A short silence settled between us then, and I closed my eyes, pushing a breath of heavy air through my teeth.
“What about fitting in?” I asked him. “Does fitting in ever get easier?” I gave a slow shake of my head, migraine throbbing.
“Fitting in,” Chief Davis repeated. “You mean here?”
I nodded, which only made my headache worse. “It doesn’t seem to matter what I do, right or wrong, they hate me,” I told him. “They don’t want me here. And I knew that. That’s the worst part. I knew from the beginning, but it doesn’t make it any easier.” I chewed my bottom lip again, ignoring the metallic taste, refusing to let the bubble of tears inside me float to the surface. “They don’t want me here because they think I can’t do the job, and maybe they’re right.”
“You think so?” Chief Davis asked, and I shrugged, but the memory of the crew’s insults rang in my ears, bouncing around my head, making me doubt everything I hadn’t questioned before.
“I almost lost my shit out there, Chief,” I told him, my voice catching. “I almost broke down on that call. Nobody else did. Everyone did their jobs. But I—I almost lost it.”
“Do you believe no one else in this department has never ‘lost their shit’ on the field?” Chief Davis asked. I opened my mouth to respond and then faltered. I couldn’t see it, not even a little bit. The men on my team were brave, composed, and fearless. I was nothing compared to them, and they knew it.Iknew it.
“The entire town hates that I’m here,” I said. “People who saw me grow up, old teachers and parents of my childhood friends. I’m going against everything they know, and they hate it.” A single tear slid down my cheek, and I wiped it away abruptly, hoping he hadn’t seen it glistening on my skin. I hated to cry when I was angry. Everyone mistook it for sadness.

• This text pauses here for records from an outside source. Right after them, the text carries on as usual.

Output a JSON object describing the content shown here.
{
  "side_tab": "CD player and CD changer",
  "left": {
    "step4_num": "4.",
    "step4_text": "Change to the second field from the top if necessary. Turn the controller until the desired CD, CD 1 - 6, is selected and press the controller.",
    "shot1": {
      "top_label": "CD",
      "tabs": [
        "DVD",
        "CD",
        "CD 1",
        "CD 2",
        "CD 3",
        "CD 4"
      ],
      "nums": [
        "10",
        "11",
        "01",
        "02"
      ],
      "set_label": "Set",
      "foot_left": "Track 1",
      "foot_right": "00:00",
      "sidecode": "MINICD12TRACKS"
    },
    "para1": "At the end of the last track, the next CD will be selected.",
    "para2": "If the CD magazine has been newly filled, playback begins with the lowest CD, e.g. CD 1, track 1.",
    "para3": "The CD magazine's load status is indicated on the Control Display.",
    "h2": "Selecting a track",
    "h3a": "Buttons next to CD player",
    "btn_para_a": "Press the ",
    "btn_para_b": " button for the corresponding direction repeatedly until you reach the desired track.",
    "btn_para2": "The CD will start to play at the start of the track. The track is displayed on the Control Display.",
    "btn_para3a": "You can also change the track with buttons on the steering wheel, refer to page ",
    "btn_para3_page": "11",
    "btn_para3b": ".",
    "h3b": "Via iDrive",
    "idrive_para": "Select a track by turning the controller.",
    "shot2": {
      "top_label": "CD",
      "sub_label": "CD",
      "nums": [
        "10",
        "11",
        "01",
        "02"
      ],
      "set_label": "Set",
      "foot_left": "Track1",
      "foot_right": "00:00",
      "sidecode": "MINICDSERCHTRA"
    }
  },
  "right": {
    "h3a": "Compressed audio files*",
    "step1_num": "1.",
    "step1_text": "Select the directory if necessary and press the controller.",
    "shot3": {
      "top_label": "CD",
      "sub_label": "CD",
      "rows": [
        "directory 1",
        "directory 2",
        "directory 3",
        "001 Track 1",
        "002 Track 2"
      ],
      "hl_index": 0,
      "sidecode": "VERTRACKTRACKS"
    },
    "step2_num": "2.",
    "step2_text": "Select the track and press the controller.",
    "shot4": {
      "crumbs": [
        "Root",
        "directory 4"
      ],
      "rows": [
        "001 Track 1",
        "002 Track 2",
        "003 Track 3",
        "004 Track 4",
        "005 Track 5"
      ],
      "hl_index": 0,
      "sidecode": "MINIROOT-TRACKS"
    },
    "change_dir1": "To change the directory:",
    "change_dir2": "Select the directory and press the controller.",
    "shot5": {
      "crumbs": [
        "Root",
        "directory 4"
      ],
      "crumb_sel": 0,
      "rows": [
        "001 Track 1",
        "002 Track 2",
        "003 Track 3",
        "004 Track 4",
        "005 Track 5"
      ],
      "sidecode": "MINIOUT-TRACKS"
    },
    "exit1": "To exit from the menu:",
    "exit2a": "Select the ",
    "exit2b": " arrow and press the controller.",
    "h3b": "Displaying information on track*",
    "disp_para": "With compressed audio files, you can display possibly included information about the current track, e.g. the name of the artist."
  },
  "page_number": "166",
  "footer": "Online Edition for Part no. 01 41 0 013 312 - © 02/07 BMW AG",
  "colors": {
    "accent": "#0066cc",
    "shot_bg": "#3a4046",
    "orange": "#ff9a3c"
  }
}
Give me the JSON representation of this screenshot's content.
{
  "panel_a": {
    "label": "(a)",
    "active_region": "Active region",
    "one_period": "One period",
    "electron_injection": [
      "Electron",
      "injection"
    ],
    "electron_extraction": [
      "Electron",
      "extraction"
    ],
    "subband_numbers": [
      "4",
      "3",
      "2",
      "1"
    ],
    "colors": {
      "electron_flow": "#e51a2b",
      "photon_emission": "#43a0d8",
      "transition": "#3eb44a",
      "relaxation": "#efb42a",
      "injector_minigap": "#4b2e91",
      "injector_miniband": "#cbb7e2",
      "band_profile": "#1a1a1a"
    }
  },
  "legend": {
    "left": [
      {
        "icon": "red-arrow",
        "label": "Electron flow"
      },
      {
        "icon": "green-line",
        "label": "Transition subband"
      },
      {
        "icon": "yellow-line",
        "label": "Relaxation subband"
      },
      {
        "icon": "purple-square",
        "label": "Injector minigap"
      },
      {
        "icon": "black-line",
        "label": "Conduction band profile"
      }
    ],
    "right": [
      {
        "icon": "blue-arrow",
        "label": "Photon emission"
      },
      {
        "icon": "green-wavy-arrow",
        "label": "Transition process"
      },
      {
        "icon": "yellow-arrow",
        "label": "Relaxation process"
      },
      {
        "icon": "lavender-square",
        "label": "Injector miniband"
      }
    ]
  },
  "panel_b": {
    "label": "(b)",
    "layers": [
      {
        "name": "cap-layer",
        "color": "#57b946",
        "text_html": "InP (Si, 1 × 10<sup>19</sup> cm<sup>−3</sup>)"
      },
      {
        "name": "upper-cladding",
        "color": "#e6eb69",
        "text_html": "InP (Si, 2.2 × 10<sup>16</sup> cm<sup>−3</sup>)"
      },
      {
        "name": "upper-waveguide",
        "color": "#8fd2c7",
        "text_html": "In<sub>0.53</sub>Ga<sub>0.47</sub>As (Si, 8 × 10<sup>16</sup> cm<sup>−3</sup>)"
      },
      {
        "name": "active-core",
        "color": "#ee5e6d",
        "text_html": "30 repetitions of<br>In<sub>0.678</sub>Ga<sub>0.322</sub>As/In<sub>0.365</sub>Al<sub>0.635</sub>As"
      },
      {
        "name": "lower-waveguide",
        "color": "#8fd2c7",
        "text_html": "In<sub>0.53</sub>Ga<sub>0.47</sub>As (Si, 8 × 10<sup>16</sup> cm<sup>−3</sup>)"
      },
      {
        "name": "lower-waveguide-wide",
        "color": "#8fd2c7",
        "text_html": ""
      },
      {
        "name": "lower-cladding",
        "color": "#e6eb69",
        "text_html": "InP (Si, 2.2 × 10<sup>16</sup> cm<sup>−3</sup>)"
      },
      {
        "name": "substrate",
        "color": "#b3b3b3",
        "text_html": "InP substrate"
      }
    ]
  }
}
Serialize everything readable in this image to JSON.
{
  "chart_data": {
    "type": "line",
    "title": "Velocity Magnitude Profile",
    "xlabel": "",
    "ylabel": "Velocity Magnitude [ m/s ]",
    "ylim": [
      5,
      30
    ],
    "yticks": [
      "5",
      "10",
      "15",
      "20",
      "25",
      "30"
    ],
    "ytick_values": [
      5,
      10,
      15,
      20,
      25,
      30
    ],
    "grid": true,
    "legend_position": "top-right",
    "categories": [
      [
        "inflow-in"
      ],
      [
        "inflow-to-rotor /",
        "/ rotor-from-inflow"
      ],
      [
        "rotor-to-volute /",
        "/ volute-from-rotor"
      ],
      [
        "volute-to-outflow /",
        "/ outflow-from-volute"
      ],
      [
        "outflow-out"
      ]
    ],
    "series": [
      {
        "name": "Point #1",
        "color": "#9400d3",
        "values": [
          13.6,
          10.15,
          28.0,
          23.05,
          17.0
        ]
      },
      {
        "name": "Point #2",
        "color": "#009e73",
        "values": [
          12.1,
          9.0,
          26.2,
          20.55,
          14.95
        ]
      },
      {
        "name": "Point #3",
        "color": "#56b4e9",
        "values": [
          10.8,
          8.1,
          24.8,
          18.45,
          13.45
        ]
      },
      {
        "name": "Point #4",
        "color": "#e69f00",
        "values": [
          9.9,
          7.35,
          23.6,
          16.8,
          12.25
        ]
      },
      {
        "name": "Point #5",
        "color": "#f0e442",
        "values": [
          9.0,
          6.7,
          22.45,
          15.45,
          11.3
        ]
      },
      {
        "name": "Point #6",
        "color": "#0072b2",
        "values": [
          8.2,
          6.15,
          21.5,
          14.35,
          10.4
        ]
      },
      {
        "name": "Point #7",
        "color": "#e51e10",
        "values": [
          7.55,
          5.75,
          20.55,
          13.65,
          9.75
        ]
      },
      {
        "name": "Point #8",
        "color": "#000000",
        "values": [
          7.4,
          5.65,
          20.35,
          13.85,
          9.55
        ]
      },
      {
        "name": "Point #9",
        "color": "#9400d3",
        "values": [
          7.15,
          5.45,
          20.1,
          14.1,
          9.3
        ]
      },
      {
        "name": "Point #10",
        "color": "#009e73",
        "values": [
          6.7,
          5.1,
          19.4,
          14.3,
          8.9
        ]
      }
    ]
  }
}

“I’m sure that’s not true,” Chief Davis said, and I laughed bitterly.
“Chief, my father won’t even speak to me, my fiancé is avoiding me, and the crew hates me.” I met his steady gaze, the burning lump in my throat growing. He held my eyes for a moment before looking away, pondering something.
“Did you know I became a firefighter in nineteen seventy-one?” he said. His lip twitched, just slightly, but he didn’t smile.
“I know.” I nodded. “Just after my dad joined the crew in nineteen seventy. He said you were one of the best recruits to join this department. It was a part of you, in your blood.”
“Yes.” Chief Davis looked at me again, focusing his chestnut brown eyes on the tired lines on my face. “I was the first black man to join the department. And people hated it.”